The Kruskal-Wallis test is one of the non parametric tests that is used as a generalized form of the Mann Whitney U test. It is used to test the null hypothesis which states that ‘k’ number of samples has been drawn from the same population or the identical population with the same or identical median. If Sj is the population median for the jth group or sample in the Kruskal-Wallis test, then the null hypothesis in mathematical form can be written as S1 =S2= ….. = Sk. Obviously, the alternative hypothesis would be that Si is not equal to Sj. This means that at least one pair of groups or samples has different pairs.
In order to apply the Kruskal-Wallis test, one has to write the data in a two way format in such a manner that each column represents each successive sample. In the computation each of the ‘N’ observations is replaced in the form of ranks. This means that all the values from the ‘k’ number of samples are combined together and are ranked in a single series.
The smallest in the Kruskal-Wallis test is replaced by the rank 1. The next smallest is replaced by rank 2, and the largest is replaced by ‘N.’ Here, ‘N’ is denoted as the total number of the observations in the ‘k’ number of samples. After this, the sum of ranks in each sample or column is found.
From the sum of the ranks, the researcher in the Kruskal-Wallis test computes the average rank for each sample or group. If the samples are from an identical population then the average rank should be about the same. On the other hand, if the samples are from populations with different medians, then the average rank will differ.
The Kruskal-Wallis test assesses the differences against the average ranks in order to determine whether or not they are likely to have come from samples drawn from the same population.
If the ‘k’ samples in the Kruskal-Wallis test are actually drawn from the same population or an identical population, then the sampling distribution of the Kruskal-Wallis test statistic and the probability of observing the different values can be tabled.
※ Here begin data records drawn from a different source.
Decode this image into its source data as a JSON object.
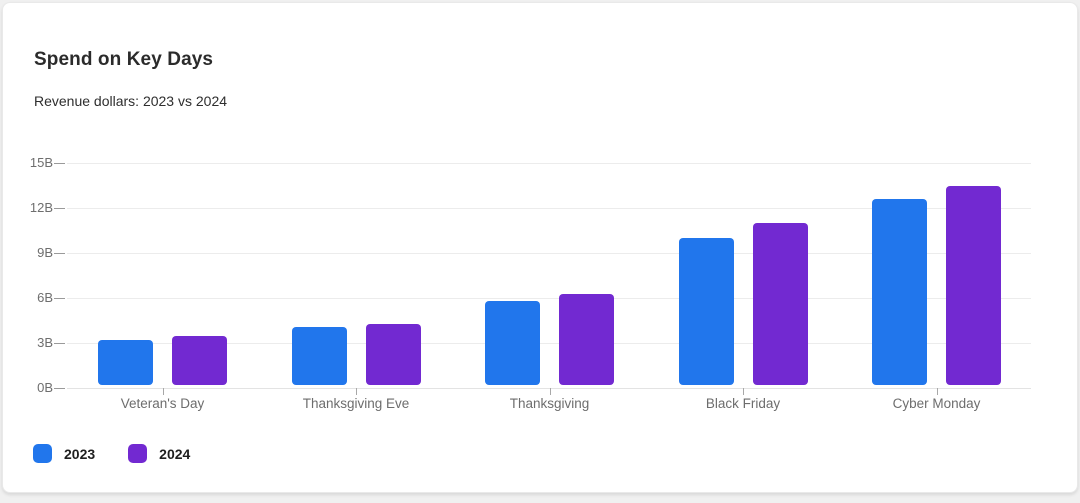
{
  "card": {
    "title": "Spend on Key Days",
    "subtitle": "Revenue dollars: 2023 vs 2024"
  },
  "chart_data": {
    "type": "bar",
    "title": "Spend on Key Days",
    "subtitle": "Revenue dollars: 2023 vs 2024",
    "categories": [
      "Veteran's Day",
      "Thanksgiving Eve",
      "Thanksgiving",
      "Black Friday",
      "Cyber Monday"
    ],
    "series": [
      {
        "name": "2023",
        "color": "#2176EC",
        "values": [
          3.0,
          3.9,
          5.6,
          9.8,
          12.4
        ]
      },
      {
        "name": "2024",
        "color": "#7229D1",
        "values": [
          3.3,
          4.1,
          6.1,
          10.8,
          13.3
        ]
      }
    ],
    "unit": "B",
    "xlabel": "",
    "ylabel": "",
    "ylim": [
      0,
      15
    ],
    "yticks": [
      0,
      3,
      6,
      9,
      12,
      15
    ],
    "ytick_labels": [
      "0B",
      "3B",
      "6B",
      "9B",
      "12B",
      "15B"
    ],
    "grid": "horizontal",
    "legend_position": "bottom-left",
    "colors": {
      "gridline": "#ececec",
      "axis_text": "#6e6e6e",
      "background": "#ffffff"
    }
  }
}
While conducting the Kruskal-Wallis test, the researcher should keep in mind that if the number of groups exceeds the value of three and if the number of the observations in each group exceeds the number five, then, in such cases, the sampling distribution is well approximated by the chi square distribution. This approximation gets better when both the number of groups and the number of the observations in each group gets increased.
There are certain assumptions in the Kruskal-Wallis test.
The sample sizes in the Kruskal-Wallis test should be as equal as possible, but some differences are allowed. The Kruskal-Wallis test also has one limitation. If the researcher does not find a significant difference in his data while conducting it, then he cannot say that the samples are the same.